At a June 3 hearing concerning the e-mail, Sears said, "There are inherent details inside this e-mail that even the investigator conceded show that the person had some degree of familiarity with the inside of the victim's home beyond what was available in the public record. There are aspects of the allegations in this e-mail that are consistent with our investigation of the physical injuries suffered by Carol Kennedy."

And in a motion, Sears wrote, that the e-mail "contains a detailed description of how and why the murder was committed...and describes a very detailed sequence of events. The e-mail mentions that Ms. Kennedy was in a back bedroom and on the telephone. The e-mail describes two weapons used and what happened to the weapons. The e-mail discusses scene 'staging' which has been alleged by the state at trial."

On Monday Butner, who previously fought to keep the e-mail out of the trial, reversed course, asking to be allowed to use the e-mail in the state's case. DeMocker's former girlfriend, Renee Girard, gave a statement to detectives Monday saying that DeMocker "prepared the language of the e-mail, showed a handwritten version of the e-mail to (her) during a jail visit prior to June 19, 2009, and then (he) gave the dictated e-mail to his minor daughter, Charlotte DeMocker, with instructions to go to Phoenix and send it from an untraceable location."
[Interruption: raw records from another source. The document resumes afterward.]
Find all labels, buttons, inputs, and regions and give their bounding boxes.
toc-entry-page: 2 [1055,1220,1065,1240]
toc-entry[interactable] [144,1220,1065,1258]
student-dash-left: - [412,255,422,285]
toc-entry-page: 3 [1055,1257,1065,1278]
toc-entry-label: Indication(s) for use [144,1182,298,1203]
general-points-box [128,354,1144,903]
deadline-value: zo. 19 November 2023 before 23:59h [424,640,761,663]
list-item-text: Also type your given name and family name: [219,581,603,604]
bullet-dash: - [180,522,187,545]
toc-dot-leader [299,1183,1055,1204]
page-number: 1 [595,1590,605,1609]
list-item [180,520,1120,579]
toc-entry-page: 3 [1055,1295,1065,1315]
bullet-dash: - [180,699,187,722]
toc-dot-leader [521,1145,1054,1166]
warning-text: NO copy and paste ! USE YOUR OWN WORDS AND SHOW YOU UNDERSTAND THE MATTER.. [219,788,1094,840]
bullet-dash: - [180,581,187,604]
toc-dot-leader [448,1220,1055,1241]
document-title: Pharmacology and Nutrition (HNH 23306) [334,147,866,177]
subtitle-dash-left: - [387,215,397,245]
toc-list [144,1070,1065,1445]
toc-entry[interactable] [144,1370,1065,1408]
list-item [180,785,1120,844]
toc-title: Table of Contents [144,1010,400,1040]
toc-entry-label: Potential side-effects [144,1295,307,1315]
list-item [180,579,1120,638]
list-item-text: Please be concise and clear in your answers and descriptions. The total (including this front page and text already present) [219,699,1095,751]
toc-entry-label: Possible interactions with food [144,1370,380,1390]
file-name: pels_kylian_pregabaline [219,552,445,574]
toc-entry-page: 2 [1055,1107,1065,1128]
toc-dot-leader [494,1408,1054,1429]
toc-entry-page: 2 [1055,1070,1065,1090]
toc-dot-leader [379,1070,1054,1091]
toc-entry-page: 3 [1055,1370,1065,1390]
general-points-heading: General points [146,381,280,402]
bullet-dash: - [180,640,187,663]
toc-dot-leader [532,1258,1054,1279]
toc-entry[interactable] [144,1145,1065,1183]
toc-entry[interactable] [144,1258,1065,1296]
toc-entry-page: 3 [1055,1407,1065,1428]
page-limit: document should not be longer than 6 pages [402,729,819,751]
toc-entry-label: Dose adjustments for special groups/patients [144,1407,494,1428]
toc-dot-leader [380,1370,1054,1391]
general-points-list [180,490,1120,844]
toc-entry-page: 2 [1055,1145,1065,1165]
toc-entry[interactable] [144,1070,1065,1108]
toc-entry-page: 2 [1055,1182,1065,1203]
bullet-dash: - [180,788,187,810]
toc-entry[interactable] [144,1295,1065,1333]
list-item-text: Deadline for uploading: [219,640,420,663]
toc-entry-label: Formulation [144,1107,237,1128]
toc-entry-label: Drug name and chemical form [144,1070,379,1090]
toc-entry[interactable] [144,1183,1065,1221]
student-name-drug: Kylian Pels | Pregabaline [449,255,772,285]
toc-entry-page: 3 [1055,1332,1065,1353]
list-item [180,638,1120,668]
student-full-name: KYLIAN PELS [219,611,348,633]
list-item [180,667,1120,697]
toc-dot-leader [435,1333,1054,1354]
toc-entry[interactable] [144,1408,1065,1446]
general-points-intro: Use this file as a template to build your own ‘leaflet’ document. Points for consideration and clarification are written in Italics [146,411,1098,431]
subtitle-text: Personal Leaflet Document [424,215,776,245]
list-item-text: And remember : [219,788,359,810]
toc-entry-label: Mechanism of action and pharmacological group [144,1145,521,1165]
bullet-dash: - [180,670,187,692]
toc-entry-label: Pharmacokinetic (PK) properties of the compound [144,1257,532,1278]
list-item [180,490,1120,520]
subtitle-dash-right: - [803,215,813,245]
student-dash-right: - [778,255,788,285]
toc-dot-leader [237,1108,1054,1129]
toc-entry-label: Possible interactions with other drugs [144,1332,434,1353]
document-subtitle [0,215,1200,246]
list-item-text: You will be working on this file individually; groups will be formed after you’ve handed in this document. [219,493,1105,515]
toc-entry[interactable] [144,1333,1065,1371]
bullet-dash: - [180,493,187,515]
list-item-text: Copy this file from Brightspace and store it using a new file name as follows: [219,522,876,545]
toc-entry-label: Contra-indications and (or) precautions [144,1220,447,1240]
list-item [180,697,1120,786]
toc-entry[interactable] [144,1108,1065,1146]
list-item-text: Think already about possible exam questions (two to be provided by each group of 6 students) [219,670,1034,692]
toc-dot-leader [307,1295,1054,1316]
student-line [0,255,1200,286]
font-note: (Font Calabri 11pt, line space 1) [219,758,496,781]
"This e-mail now constitutes a statement and confession by the defendant," Butner said in the motion. At an earlier hearing, Butner said that DeMocker told detectives, during an interview after the e-mail surfaced, that he heard the claims made in the e-mail through vents at the Yavapai County Jail in Camp Verde. Although detectives interviewed other inmates, they could not find the prisoner who might have spoken to DeMocker through the vent.

When she's called as a witness, testifying under a grant of immunity, Girard will buttress the state's case. This spring she led detectives to a waterproof getaway bag with clothing and a cell phone that DeMocker hid next to the 8th hole at Hassayamapa golf club, within walking distance from the Alpine Meadows Lane condominium where he lived.

According to previous testimony, DeMocker said that wind blew a mysterious golf club cover that detectives spotted on a shelf in DeMocker's garage into Girard's car. When officers came to retrieve the cover, after an autopsy revealed that a golf club might have served as the murder weapon, it had disappeared. After DeMocker's October 2008 arrest, Sears turned the golf club cover over to authorities.

Also, Butner filed a request asking Darrow to allow a cell phone expert to testify via Skype video link because the U.S. Department of Defense sent the man on a mission to aid the armed forces in Afghanistan. While unable to physically be in court, the video link would allow him to testify remotely.

Darrow held a closed-door hearing with the lawyers Tuesday and the trial may resume on Thursday. DeMocker, who remains in custody in lieu of $1 million bond, could be sentenced to life in prison if convicted.